Okay, here's better advice:

"Agitate" but don't shoot yourself in the foot. Sitting down with program director and discussing your concerns is a good place to start. Letting them know that you're doing "re-con" work is reasonable too. Comparing and constrasting your program with other "peer institutions" is powerful ammunition. Telling them that you've read the ACGME requirements is non-threatening and demonstrates an interest in your education. Ask them to EXPLAIN things to you so you can better understand WHY your program is structured the way it is. Ask them to demontrate HOW they believe that the structure of the program meets fits with the department's vision of what an ideally trained physiatrist looks like, the state of the art of the field, and the direction the specialty is going. Ideally, the PD should be doing this on interview day for all new applicants.

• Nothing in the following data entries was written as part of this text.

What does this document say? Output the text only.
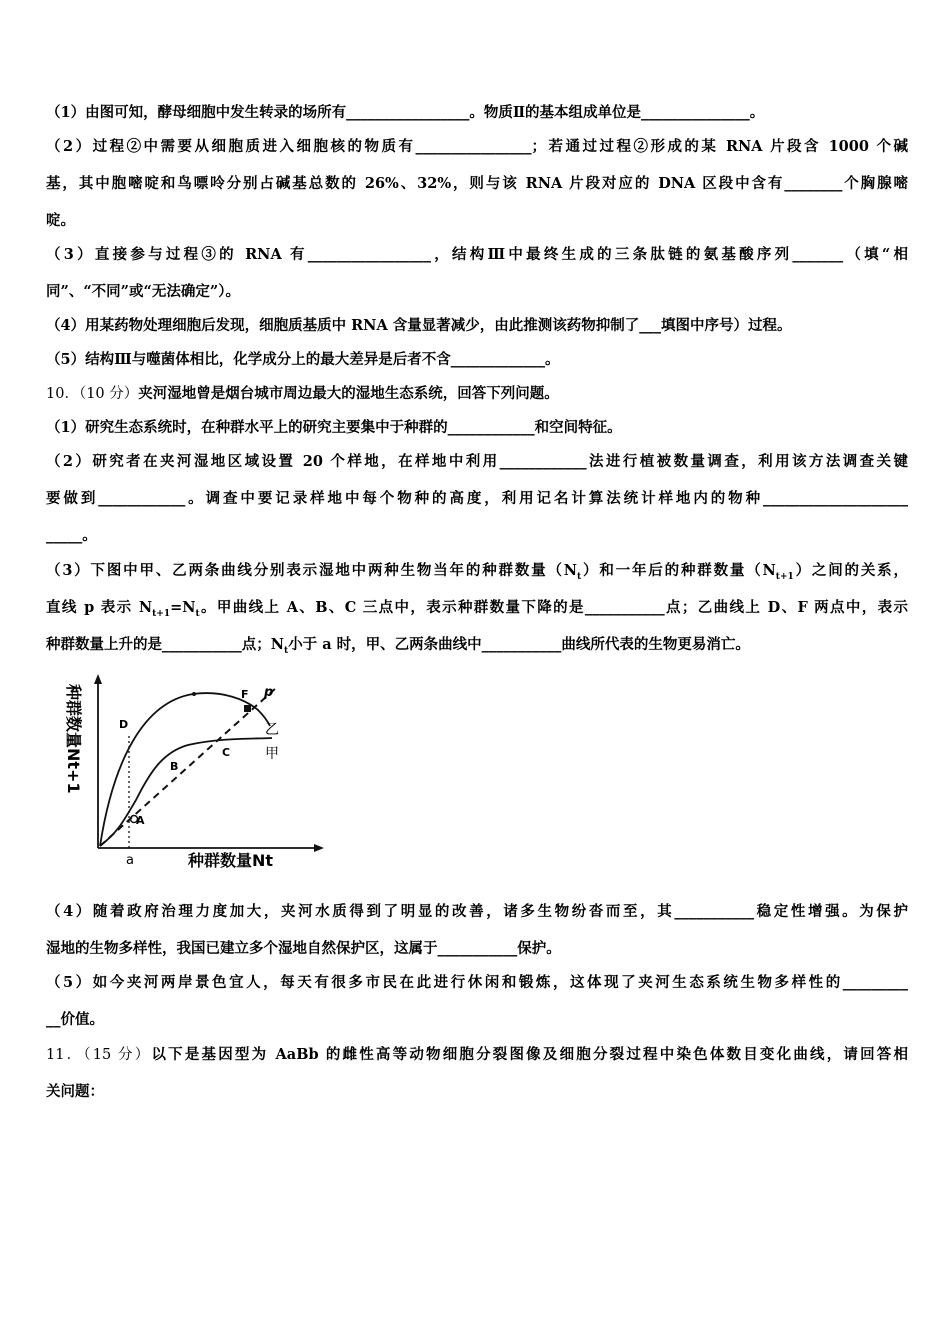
（1）由图可知，酵母细胞中发生转录的场所有_________________。物质Ⅱ的基本组成单位是_______________。
（2）过程②中需要从细胞质进入细胞核的物质有________________；若通过过程②形成的某 RNA 片段含 1000 个碱
基，其中胞嘧啶和鸟嘌呤分别占碱基总数的 26%、32%，则与该 RNA 片段对应的 DNA 区段中含有________个胸腺嘧
啶。
（3）直接参与过程③的 RNA 有_________________，结构Ⅲ中最终生成的三条肽链的氨基酸序列_______（填“相
同”、“不同”或“无法确定”）。
（4）用某药物处理细胞后发现，细胞质基质中 RNA 含量显著减少，由此推测该药物抑制了___填图中序号）过程。
（5）结构Ⅲ与噬菌体相比，化学成分上的最大差异是后者不含_____________。
10．（10 分）夹河湿地曾是烟台城市周边最大的湿地生态系统，回答下列问题。
（1）研究生态系统时，在种群水平上的研究主要集中于种群的____________和空间特征。
（2）研究者在夹河湿地区域设置 20 个样地，在样地中利用____________法进行植被数量调查，利用该方法调查关键
要做到____________。调查中要记录样地中每个物种的高度，利用记名计算法统计样地内的物种____________________
_____。
（3）下图中甲、乙两条曲线分别表示湿地中两种生物当年的种群数量$(N_t)$和一年后的种群数量$(N_{t+1})$之间的关系，
直线 p 表示 $N_{t+1}=N_t$。甲曲线上 A、B、C 三点中，表示种群数量下降的是___________点；乙曲线上 D、F 两点中，表示
种群数量上升的是___________点；$N_t$小于 a 时，甲、乙两条曲线中___________曲线所代表的生物更易消亡。
D
F p
乙
C 甲
B
A
a	种群数量Nt
种群数量Nt+1
（4）随着政府治理力度加大，夹河水质得到了明显的改善，诸多生物纷沓而至，其___________稳定性增强。为保护
湿地的生物多样性，我国已建立多个湿地自然保护区，这属于___________保护。
（5）如今夹河两岸景色宜人，每天有很多市民在此进行休闲和锻炼，这体现了夹河生态系统生物多样性的_________
__价值。
11．（15 分）以下是基因型为 AaBb 的雌性高等动物细胞分裂图像及细胞分裂过程中染色体数目变化曲线，请回答相
关问题：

Remember: One of the six ACGME "core competencies" is "systems-based practice." It seems to me you're just trying to become competent in understanding the rules that govern the system...your efforts should be applauded.

Agitating is not the same as alienating. Stirring things up and facing new information is often uncomfortable for people--especially those who think that they know more than you--but usually a little agitation is exactly what is needed to get from point A to point B. Though you are in training; you are an adult and so are your trainers. You don't have to accept everything they tell you "just because." That works when you're six, but not 26.

Check out the book "Crucial Conversations." I highly recommend it.